Where to play three-player chess

Right here. The free browser demo runs in any modern browser with no install. It's the real engine, real bots, real rules. The full game is a one-time $9.99 purchase (online play, all modes). A DRM-free desktop build is on itch.io, with Steam and mobile coming.

Frequently asked questions

Is 3Chess free?

Yes. There's a free browser demo at /play that runs the same engine, the same rules, and the same bots as the full game. No install, no signup. The $9.99 purchase unlocks online ranked play, all bot personalities, and the desktop build.

Can three people really play on one board?

Yes. The 127-cell hexagonal board is divided into three identical territories at 120° to one another. Each player has 15 pieces: a 7-piece back rank and 8 pawns. The geometry treats all three armies the same.

How is 3Chess different from regular chess?

Same piece identities, different geometry, and a third opponent. The board is hex, so pieces have twelve directions instead of eight. Pawns move into pairs of cells and capture on outer flanks. There are three colour classes instead of two. The third player changes everything strategically: every move you make affects two opponents at once.
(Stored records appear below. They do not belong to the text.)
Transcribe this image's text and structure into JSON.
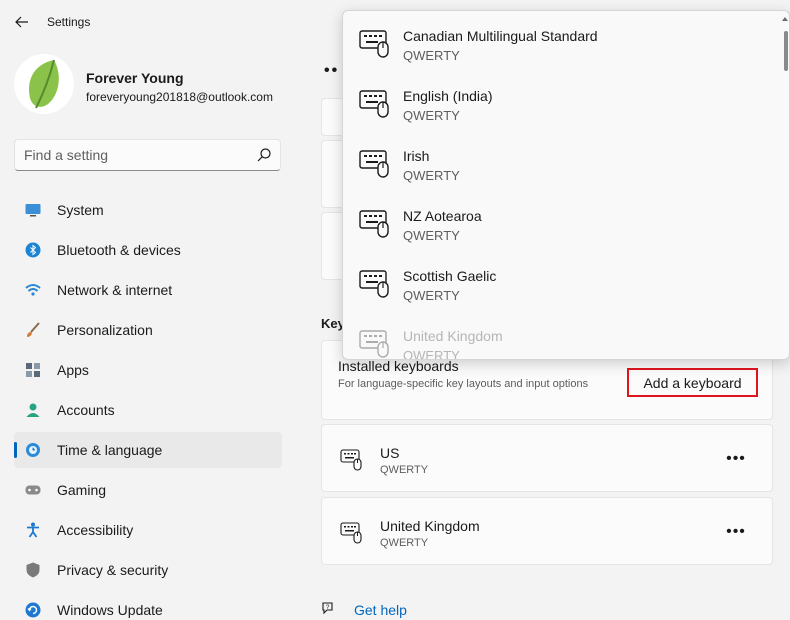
{
  "window": {
    "title": "Settings"
  },
  "profile": {
    "name": "Forever Young",
    "email": "foreveryoung201818@outlook.com"
  },
  "search": {
    "placeholder": "Find a setting"
  },
  "nav": [
    {
      "label": "System",
      "icon": "monitor-icon",
      "color": "#3b8fd6"
    },
    {
      "label": "Bluetooth & devices",
      "icon": "bluetooth-icon",
      "color": "#1c84d4"
    },
    {
      "label": "Network & internet",
      "icon": "wifi-icon",
      "color": "#2a86d6"
    },
    {
      "label": "Personalization",
      "icon": "brush-icon",
      "color": "#d17b3a"
    },
    {
      "label": "Apps",
      "icon": "apps-icon",
      "color": "#5a6a7a"
    },
    {
      "label": "Accounts",
      "icon": "person-icon",
      "color": "#27a382"
    },
    {
      "label": "Time & language",
      "icon": "globe-clock-icon",
      "color": "#2c8bd8",
      "selected": true
    },
    {
      "label": "Gaming",
      "icon": "gamepad-icon",
      "color": "#8a8a8a"
    },
    {
      "label": "Accessibility",
      "icon": "accessibility-icon",
      "color": "#1e78d0"
    },
    {
      "label": "Privacy & security",
      "icon": "shield-icon",
      "color": "#7a7a7a"
    },
    {
      "label": "Windows Update",
      "icon": "update-icon",
      "color": "#1e78d0"
    }
  ],
  "main": {
    "section_fragment": "Key",
    "installed": {
      "title": "Installed keyboards",
      "description": "For language-specific key layouts and input options",
      "add_button": "Add a keyboard"
    },
    "keyboards": [
      {
        "name": "US",
        "layout": "QWERTY"
      },
      {
        "name": "United Kingdom",
        "layout": "QWERTY"
      }
    ],
    "get_help": "Get help"
  },
  "dropdown": {
    "items": [
      {
        "name": "Canadian Multilingual Standard",
        "layout": "QWERTY"
      },
      {
        "name": "English (India)",
        "layout": "QWERTY"
      },
      {
        "name": "Irish",
        "layout": "QWERTY"
      },
      {
        "name": "NZ Aotearoa",
        "layout": "QWERTY"
      },
      {
        "name": "Scottish Gaelic",
        "layout": "QWERTY"
      },
      {
        "name": "United Kingdom",
        "layout": "QWERTY",
        "faded": true
      }
    ]
  },
  "colors": {
    "accent": "#0067c0",
    "highlight_border": "#e0141e"
  }
}
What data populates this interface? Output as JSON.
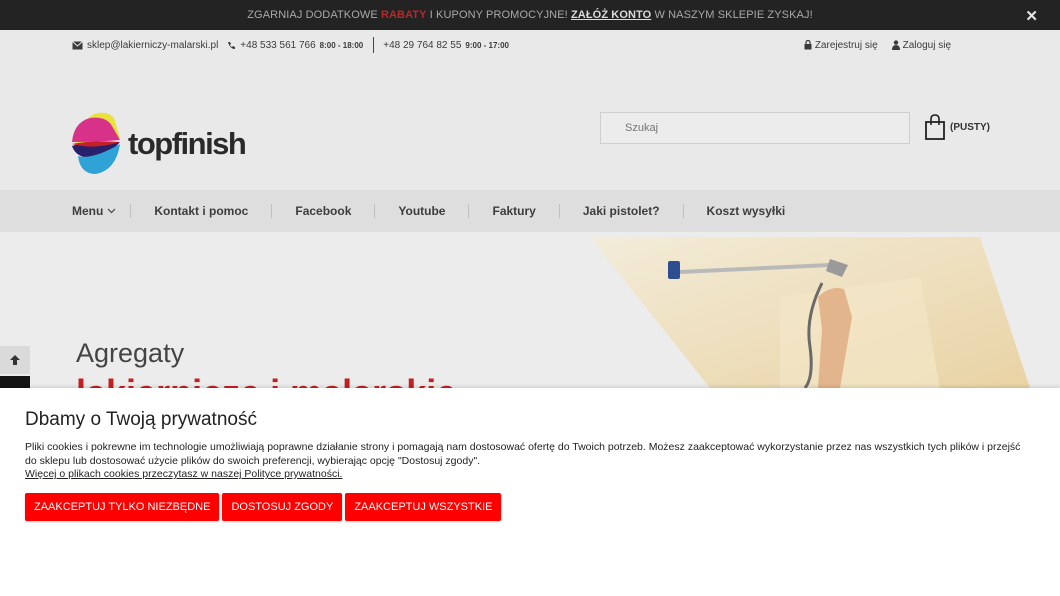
{
  "promo": {
    "text_before": "ZGARNIAJ DODATKOWE",
    "highlight": "RABATY",
    "text_mid": "I KUPONY PROMOCYJNE!",
    "link": "ZAŁÓŻ KONTO",
    "text_after": "W NASZYM SKLEPIE ZYSKAJ!",
    "close": "✕"
  },
  "topbar": {
    "email": "sklep@lakierniczy-malarski.pl",
    "phone1": "+48 533 561 766",
    "hours1": "8:00 - 18:00",
    "phone2": "+48 29 764 82 55",
    "hours2": "9:00 - 17:00",
    "register": "Zarejestruj się",
    "login": "Zaloguj się"
  },
  "logo": {
    "text": "topfinish"
  },
  "search": {
    "placeholder": "Szukaj"
  },
  "cart": {
    "label": "(PUSTY)"
  },
  "nav": {
    "items": [
      "Menu",
      "Kontakt i pomoc",
      "Facebook",
      "Youtube",
      "Faktury",
      "Jaki pistolet?",
      "Koszt wysyłki"
    ]
  },
  "hero": {
    "title": "Agregaty",
    "subtitle": "lakiernicze i malarskie"
  },
  "cookie": {
    "title": "Dbamy o Twoją prywatność",
    "body": "Pliki cookies i pokrewne im technologie umożliwiają poprawne działanie strony i pomagają nam dostosować ofertę do Twoich potrzeb. Możesz zaakceptować wykorzystanie przez nas wszystkich tych plików i przejść do sklepu lub dostosować użycie plików do swoich preferencji, wybierając opcję \"Dostosuj zgody\".",
    "more": "Więcej o plikach cookies przeczytasz w naszej Polityce prywatności.",
    "btn_necessary": "ZAAKCEPTUJ TYLKO NIEZBĘDNE",
    "btn_customize": "DOSTOSUJ ZGODY",
    "btn_all": "ZAAKCEPTUJ WSZYSTKIE"
  },
  "colors": {
    "accent": "#ff0000",
    "promo_bg": "#232323"
  }
}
Do I need to know chess to play 3Chess?

It helps but isn't required. If you can recognise a bishop and a knight, the in-game Learn screen teaches the hex versions in about five minutes. The bots have a beginner difficulty designed for first games.

How long is a typical game?

About 20–40 minutes online with a 5+3 time control. Casual games go longer. Competitive games with shorter time controls finish in 10–15 minutes. There's no draw-by-stalling option, so games always end with a result.
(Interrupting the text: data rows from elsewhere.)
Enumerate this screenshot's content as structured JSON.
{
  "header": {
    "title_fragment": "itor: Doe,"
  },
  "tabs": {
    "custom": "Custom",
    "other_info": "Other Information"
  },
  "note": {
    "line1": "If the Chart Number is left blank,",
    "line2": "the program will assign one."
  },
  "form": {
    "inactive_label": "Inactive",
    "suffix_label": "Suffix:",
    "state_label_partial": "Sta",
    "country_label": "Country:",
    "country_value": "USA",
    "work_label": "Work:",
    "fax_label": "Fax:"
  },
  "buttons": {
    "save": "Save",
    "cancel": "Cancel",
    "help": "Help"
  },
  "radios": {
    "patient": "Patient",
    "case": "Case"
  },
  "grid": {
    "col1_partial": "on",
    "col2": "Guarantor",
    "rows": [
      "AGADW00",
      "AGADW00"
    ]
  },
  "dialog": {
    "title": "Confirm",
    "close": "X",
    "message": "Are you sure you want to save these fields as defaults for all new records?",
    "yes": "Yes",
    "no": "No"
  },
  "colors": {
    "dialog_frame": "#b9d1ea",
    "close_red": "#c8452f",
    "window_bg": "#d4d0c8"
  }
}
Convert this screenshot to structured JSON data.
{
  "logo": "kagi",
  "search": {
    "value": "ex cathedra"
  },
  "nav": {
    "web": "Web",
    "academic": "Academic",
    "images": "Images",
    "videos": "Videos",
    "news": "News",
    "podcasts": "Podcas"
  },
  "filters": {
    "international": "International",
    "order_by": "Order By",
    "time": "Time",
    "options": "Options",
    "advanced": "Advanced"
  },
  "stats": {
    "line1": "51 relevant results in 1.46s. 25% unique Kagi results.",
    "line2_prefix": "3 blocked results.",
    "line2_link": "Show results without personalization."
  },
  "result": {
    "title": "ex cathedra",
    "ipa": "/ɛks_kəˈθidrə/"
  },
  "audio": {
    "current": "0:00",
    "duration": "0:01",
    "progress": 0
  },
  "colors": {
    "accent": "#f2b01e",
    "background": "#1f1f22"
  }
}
What happens when a player gets eliminated?

Their pieces stay on the board as neutral obstacles. They don't move, don't attack, and don't give check. But they still occupy cells and can be captured. The remaining two players continue until one mates the other or the draw-to-territory rules trigger.

Why hexagonal and not a square board?

A square board has two-fold symmetry, not three. It cannot be divided into three rotationally symmetric playing zones. A hexagon's six-fold symmetry permits exactly the arrangement of three identical territories at 120° that fair three-player chess requires. See Why a hexagon, not a square? above.

Can I play with friends online?

Yes. The full game ($9.99) includes online play with timed three-player matches. You can also play pass-and-play with three people on one device, free, no internet required.

Is there an AI to play against?

Three difficulty/character bots in the free demo. The full game adds more personalities, each with a different play style across three orthogonal dimensions (political, piece-led, territorial). The bots are the fastest way to learn three-player tactics.

What platforms is 3Chess on?

Browser (Chrome, Firefox, Safari, Edge) via WebGPU. Windows desktop via itch.io. Steam coming. macOS, Linux, and mobile on the roadmap.